Search code examples
bashawkunicodeencoding

How to reproduce awk warning "Invalid multibyte data detected"?


I'm getting this warning from awk, when it processes a long file on a server:

Invalid multibyte data detected.
There may be a mismatch between your data and your locale

Now, I want to reproduce the message with a test data, on my laptop:

$ printf '\xC0\x80' | LC_ALL=en_US.UTF-8 awk '{print length}'
2

Doesn't work. I don't get the warning. What is the right data to pass to it in order to see the warning?

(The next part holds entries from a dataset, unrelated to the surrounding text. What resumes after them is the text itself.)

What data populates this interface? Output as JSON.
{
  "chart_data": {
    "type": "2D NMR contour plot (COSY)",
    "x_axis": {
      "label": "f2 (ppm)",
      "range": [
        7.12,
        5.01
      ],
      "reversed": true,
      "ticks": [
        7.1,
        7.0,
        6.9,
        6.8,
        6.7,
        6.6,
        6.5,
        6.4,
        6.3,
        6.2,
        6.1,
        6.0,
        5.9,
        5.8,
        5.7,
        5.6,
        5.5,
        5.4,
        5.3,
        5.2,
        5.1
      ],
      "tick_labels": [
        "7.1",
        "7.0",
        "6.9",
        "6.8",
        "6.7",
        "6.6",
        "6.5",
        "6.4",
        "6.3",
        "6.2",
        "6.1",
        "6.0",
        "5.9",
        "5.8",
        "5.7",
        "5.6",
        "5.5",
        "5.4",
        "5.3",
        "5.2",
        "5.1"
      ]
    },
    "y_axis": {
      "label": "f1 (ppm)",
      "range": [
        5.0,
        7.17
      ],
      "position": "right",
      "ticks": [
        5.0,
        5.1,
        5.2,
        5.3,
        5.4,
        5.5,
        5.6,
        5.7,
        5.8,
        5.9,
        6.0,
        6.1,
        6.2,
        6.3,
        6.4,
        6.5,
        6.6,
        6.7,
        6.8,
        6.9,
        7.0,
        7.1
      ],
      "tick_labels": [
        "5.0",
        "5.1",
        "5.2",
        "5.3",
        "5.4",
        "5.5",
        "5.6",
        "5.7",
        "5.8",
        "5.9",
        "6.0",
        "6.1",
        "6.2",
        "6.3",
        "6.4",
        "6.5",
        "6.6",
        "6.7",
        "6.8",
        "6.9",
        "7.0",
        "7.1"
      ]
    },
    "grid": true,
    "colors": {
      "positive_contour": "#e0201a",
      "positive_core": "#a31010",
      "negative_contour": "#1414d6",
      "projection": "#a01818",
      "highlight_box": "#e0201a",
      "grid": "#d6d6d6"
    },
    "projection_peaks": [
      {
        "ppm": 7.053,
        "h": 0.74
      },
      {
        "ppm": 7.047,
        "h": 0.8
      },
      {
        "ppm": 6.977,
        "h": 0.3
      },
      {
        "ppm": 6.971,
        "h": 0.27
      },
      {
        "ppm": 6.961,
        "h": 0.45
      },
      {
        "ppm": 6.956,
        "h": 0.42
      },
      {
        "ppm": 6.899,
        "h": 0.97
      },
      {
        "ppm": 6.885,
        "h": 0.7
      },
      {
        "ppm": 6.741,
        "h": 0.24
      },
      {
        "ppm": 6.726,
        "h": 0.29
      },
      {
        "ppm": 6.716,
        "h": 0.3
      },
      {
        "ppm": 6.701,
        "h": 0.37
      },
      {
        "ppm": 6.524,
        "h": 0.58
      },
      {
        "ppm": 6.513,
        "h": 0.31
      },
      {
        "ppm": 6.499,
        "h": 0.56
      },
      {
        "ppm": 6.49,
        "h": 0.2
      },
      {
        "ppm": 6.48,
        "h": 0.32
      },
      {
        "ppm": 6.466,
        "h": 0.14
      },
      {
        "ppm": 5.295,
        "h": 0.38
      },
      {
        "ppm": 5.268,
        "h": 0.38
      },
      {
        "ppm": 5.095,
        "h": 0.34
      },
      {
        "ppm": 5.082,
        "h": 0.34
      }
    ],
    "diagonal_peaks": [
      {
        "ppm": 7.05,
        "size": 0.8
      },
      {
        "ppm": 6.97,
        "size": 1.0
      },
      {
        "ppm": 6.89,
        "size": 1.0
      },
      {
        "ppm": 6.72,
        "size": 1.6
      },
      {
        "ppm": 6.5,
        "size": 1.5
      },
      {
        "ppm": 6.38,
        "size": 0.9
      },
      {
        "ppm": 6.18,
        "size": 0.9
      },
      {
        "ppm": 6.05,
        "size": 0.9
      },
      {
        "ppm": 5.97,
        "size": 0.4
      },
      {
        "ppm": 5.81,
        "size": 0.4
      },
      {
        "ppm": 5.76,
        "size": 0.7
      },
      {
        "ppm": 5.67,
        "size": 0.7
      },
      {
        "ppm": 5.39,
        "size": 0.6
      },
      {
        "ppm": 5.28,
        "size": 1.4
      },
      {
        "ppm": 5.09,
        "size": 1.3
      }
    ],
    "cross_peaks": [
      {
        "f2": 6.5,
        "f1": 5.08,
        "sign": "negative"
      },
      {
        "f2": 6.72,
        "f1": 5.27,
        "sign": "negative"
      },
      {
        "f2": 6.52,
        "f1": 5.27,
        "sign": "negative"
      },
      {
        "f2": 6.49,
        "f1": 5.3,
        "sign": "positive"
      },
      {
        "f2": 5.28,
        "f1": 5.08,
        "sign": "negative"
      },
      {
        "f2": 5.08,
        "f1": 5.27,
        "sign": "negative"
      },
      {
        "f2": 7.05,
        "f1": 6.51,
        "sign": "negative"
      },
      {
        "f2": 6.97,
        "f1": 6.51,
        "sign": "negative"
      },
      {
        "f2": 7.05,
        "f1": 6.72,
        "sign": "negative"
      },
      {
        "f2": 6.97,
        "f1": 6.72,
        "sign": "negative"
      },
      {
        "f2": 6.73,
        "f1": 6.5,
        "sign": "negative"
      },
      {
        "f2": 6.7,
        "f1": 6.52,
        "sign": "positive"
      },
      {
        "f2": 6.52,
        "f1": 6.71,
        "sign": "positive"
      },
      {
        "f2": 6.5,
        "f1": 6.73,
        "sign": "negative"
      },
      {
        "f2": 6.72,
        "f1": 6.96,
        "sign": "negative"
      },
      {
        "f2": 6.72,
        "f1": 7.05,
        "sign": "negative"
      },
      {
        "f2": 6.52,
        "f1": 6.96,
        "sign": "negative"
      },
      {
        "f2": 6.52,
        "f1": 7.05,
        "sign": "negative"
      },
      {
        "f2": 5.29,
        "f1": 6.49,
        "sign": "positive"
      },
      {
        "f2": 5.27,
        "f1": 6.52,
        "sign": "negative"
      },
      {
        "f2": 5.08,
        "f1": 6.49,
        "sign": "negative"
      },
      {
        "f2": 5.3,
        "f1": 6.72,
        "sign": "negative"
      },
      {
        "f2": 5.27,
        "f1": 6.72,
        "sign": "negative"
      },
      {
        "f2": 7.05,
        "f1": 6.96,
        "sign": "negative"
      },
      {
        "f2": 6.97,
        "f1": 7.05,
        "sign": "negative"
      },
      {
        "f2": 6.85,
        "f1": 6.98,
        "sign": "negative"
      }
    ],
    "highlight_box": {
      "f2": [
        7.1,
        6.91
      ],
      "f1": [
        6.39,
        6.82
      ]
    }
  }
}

This is what I see on my laptop:

$ locale
LANG=""
LC_COLLATE="C"
LC_CTYPE="UTF-8"
LC_MESSAGES="C"
LC_MONETARY="C"
LC_NUMERIC="C"
LC_TIME="C"
LC_ALL=

This is what I see on the server:

# locale
LANG=en_US.UTF-8
LANGUAGE=en_US.UTF-8
LC_CTYPE="en_US.UTF-8"
LC_NUMERIC="en_US.UTF-8"
LC_TIME="en_US.UTF-8"
LC_COLLATE="en_US.UTF-8"
LC_MONETARY="en_US.UTF-8"
LC_MESSAGES="en_US.UTF-8"
LC_PAPER="en_US.UTF-8"
LC_NAME="en_US.UTF-8"
LC_ADDRESS="en_US.UTF-8"
LC_TELEPHONE="en_US.UTF-8"
LC_MEASUREMENT="en_US.UTF-8"
LC_IDENTIFICATION="en_US.UTF-8"
LC_ALL=en_US.UTF-8

By the way, on the server this code reproduces the problem:

# printf '\xC0\x80' | awk '{print length}'
awk: cmd. line:1: (FILENAME=- FNR=1) warning: Invalid multibyte data detected. There may be a mismatch between your data and your locale.
2

How to make it print this warning on my laptop too?


Solution

  • On my mac I can reproduce the problem using:

    printf '\xC0\x80' | LC_ALL="en_US.UTF-8" gawk '{print length}'
    gawk: cmd. line:1: (FILENAME=- FNR=1) warning: Invalid multibyte data detected. There may be a mismatch between your data and your locale
    

    And also:

    echo -e '\xC0\x80' | LC_ALL= gawk '{print length}'
    gawk: cmd. line:1: (FILENAME=- FNR=1) warning: Invalid multibyte data detected. There may be a mismatch between your data and your locale
    

    But I'm not able to trigger the warning using the macOS 'system' awk (awk version 20200816; not GNU AWK) with the above commands, so I guess your problem is caused by different versions of AWK on your laptop and on the server.